Laporan ini menyalahkan kebijakan perencanaan kota yang disebut “urban containment”, strategi membatasi pembangunan rumah baru hanya di dalam batas kota sebagai penyebab utama lonjakan harga.
Kebijakan ini dianggap membatasi pasokan tanah dan mendorong harga tanah dan rumah semakin tinggi.
Mengapa Tak Ada Lagi Kota yang Terjangkau ?
Dulu, kota-kota seperti Pittsburgh atau Durham tergolong terjangkau. Namun kini, bahkan pasar paling murah di dunia memiliki rasio median multiple di atas 3x, batas maksimal kategori terjangkau menurut Demographia.

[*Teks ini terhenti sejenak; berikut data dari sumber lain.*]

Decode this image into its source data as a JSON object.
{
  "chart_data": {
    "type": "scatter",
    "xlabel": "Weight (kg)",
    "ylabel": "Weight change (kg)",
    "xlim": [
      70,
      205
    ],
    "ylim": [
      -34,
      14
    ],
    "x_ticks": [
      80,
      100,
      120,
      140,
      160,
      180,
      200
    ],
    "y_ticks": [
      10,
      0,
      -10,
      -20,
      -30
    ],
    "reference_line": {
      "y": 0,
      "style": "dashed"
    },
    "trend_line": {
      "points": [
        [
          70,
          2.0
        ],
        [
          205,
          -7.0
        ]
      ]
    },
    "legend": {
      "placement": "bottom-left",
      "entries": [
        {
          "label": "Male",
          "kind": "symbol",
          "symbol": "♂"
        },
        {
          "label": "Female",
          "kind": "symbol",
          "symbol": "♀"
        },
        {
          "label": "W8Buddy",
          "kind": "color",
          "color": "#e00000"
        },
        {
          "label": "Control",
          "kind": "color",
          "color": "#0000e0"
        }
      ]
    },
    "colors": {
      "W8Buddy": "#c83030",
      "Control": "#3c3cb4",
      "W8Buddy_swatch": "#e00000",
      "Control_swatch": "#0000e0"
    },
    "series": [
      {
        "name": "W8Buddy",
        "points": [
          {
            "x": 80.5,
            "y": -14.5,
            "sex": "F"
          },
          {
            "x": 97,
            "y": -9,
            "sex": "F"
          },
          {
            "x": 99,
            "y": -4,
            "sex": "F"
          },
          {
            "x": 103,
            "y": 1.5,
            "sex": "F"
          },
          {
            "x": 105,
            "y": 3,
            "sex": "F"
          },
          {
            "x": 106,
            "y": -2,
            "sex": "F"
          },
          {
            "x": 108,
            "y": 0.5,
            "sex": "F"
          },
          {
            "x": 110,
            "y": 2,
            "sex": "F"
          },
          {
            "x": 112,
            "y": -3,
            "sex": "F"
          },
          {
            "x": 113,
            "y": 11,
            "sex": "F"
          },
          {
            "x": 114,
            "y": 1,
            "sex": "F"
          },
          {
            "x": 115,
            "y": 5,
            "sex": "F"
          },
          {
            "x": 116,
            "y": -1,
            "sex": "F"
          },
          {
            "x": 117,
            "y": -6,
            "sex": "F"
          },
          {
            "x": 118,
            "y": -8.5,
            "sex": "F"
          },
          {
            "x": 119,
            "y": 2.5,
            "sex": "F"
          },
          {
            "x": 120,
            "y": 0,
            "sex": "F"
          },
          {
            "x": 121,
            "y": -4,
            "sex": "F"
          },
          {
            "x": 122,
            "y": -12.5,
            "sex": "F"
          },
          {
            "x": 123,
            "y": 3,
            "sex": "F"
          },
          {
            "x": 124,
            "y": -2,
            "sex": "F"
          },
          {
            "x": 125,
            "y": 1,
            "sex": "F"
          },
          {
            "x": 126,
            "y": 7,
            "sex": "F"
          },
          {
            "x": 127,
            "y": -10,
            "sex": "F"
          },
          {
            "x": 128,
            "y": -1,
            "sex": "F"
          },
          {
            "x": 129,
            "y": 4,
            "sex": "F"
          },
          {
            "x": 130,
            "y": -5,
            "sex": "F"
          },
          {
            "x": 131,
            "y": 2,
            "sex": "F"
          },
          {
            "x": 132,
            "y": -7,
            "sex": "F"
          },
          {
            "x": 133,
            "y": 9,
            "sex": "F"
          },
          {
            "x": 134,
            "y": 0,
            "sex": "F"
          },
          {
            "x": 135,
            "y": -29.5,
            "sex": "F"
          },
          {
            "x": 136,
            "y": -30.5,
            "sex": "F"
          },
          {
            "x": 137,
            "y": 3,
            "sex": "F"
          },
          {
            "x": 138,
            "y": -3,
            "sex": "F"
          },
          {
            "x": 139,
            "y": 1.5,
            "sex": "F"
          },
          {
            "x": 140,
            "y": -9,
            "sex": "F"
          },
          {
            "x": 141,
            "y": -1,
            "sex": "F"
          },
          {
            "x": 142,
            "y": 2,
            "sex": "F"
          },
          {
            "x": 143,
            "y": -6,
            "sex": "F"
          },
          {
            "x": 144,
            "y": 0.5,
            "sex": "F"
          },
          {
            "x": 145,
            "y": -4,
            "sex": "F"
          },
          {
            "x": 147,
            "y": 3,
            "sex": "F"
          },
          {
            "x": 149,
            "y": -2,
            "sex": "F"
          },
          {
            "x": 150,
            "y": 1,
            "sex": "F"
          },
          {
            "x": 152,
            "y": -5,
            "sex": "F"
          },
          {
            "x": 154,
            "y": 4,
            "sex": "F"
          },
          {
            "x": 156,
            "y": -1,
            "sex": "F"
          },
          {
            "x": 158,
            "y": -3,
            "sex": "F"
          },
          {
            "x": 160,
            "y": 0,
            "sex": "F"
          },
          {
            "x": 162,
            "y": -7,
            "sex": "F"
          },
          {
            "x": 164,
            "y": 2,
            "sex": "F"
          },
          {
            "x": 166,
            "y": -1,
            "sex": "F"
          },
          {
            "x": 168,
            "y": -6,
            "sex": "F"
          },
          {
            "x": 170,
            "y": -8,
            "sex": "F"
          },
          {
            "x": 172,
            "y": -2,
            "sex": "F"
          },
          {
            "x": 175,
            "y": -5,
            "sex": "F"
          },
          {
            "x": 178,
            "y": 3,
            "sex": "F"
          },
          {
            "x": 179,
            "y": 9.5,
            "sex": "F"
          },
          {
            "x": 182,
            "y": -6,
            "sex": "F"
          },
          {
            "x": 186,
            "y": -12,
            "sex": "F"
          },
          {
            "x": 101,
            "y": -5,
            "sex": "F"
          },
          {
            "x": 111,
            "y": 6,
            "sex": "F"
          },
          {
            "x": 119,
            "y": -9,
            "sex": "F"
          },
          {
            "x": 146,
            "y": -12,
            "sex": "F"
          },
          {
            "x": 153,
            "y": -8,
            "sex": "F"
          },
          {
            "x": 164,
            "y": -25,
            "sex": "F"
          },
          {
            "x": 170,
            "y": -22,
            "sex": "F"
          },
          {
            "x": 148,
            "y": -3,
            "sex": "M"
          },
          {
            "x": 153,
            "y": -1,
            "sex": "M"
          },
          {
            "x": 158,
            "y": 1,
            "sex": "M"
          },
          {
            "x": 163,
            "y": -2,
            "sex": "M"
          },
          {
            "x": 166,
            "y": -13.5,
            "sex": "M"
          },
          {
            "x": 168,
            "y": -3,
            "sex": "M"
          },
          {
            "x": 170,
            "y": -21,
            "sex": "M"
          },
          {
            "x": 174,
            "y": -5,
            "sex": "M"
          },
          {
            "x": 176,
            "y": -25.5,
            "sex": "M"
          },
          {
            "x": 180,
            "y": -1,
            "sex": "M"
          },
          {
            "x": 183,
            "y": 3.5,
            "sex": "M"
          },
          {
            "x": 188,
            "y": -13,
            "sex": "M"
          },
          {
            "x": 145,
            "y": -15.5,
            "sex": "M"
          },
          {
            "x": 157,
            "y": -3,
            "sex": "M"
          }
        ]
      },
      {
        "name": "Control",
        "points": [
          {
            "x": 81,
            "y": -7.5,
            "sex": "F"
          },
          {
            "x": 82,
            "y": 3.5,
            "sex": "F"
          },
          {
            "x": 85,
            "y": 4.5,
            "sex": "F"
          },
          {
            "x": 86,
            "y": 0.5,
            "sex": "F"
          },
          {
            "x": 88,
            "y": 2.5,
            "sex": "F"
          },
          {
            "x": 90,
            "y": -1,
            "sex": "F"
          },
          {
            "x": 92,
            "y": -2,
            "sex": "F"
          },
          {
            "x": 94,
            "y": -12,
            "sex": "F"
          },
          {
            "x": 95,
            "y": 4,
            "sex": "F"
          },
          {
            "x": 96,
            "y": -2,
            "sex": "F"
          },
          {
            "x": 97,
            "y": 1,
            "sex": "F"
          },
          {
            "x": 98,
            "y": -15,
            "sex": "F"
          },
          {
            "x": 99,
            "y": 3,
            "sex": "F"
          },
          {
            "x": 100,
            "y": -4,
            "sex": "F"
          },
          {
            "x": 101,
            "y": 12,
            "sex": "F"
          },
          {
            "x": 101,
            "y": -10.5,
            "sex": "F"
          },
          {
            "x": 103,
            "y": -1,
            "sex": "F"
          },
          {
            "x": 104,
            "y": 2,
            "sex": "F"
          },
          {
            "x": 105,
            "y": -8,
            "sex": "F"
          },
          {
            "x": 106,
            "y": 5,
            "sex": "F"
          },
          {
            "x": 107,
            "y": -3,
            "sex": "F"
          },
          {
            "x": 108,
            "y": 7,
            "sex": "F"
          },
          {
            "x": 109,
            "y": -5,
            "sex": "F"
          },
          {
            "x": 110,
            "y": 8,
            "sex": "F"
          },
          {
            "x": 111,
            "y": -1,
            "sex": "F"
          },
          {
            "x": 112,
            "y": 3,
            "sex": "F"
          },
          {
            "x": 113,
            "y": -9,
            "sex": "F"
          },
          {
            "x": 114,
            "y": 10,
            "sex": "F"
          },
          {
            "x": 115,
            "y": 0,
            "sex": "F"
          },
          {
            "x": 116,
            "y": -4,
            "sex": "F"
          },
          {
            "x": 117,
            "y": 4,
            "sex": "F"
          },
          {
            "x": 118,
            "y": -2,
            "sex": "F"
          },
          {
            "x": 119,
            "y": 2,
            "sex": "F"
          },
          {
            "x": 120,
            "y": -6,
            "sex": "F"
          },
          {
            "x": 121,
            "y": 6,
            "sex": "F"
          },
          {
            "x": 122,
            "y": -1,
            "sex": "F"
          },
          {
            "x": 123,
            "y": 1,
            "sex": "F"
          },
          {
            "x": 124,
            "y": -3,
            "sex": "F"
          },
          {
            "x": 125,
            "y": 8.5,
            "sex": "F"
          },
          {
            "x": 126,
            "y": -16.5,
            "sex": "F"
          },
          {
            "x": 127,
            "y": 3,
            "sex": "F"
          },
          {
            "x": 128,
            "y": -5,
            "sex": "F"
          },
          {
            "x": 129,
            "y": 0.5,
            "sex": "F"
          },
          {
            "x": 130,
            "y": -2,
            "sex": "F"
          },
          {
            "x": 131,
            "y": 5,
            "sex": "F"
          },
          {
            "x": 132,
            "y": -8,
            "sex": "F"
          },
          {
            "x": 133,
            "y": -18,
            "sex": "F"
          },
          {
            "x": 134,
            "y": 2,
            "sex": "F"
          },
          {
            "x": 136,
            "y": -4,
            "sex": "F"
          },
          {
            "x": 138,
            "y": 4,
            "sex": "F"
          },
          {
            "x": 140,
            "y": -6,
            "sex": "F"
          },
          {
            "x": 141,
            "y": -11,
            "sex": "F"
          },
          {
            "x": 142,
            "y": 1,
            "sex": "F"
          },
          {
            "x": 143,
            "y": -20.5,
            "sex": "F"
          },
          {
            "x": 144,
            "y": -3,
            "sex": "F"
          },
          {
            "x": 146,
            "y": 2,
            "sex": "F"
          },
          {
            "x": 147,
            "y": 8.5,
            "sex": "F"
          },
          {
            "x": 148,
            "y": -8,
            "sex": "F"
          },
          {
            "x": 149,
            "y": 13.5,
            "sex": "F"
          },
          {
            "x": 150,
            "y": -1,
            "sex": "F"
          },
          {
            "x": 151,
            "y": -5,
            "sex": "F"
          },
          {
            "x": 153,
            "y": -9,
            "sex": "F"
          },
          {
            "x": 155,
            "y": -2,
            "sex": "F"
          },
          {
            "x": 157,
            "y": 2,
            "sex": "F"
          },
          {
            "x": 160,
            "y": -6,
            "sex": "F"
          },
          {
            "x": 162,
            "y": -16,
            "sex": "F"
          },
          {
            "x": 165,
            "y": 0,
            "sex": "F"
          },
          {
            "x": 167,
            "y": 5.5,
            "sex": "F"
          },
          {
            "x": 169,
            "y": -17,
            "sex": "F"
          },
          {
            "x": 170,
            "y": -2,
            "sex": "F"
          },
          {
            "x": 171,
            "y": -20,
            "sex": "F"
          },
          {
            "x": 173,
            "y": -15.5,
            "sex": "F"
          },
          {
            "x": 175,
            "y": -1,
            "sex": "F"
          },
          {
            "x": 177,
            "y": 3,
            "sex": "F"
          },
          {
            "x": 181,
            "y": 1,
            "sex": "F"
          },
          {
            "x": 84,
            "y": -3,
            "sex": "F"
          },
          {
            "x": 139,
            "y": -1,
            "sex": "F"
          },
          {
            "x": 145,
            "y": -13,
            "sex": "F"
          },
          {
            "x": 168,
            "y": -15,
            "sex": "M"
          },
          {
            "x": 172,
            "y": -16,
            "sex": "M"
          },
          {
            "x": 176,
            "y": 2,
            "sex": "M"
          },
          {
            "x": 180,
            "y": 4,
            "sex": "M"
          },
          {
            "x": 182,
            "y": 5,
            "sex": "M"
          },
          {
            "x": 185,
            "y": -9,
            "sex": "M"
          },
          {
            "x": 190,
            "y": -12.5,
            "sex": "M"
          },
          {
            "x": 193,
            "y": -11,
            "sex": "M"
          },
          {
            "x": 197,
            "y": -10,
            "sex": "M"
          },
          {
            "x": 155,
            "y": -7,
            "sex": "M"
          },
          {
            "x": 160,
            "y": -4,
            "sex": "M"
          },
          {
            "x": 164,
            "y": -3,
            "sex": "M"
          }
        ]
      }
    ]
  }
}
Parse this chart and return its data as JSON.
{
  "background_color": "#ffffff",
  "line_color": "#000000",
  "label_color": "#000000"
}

“Model perencanaan kita meniru Undang-Undang Perencanaan Inggris tahun 1947. Ini adalah resep untuk krisis harga rumah,” ujar Wendell Cox, penulis utama laporan Demographia.
Sebagai perbandingan, Amerika Serikat, Kanada, dan Inggris masih memiliki kota-kota yang relatif lebih murah seperti Pittsburgh (3,2x), Cleveland, dan Edmonton.
Belajar dari Selandia Baru dan Singapura
Selandia Baru disebut sebagai contoh reformasi sukses. Kota Auckland yang sempat memiliki rasio 11,2x pada 2021 kini turun menjadi 7,7x.
Pemerintah yang baru terpilih pada 2023 membuka lebih banyak lahan baru untuk pembangunan rumah tapak (greenfield development).
“Krisis perumahan menahan laju pertumbuhan ekonomi dan sosial Selandia Baru. Solusinya sederhana: kita perlu lebih banyak rumah dan lahan pembangunan baru,” ujar Menteri Perumahan Selandia Baru, Chris Bishop, dikutip dari Going for Housing Growth.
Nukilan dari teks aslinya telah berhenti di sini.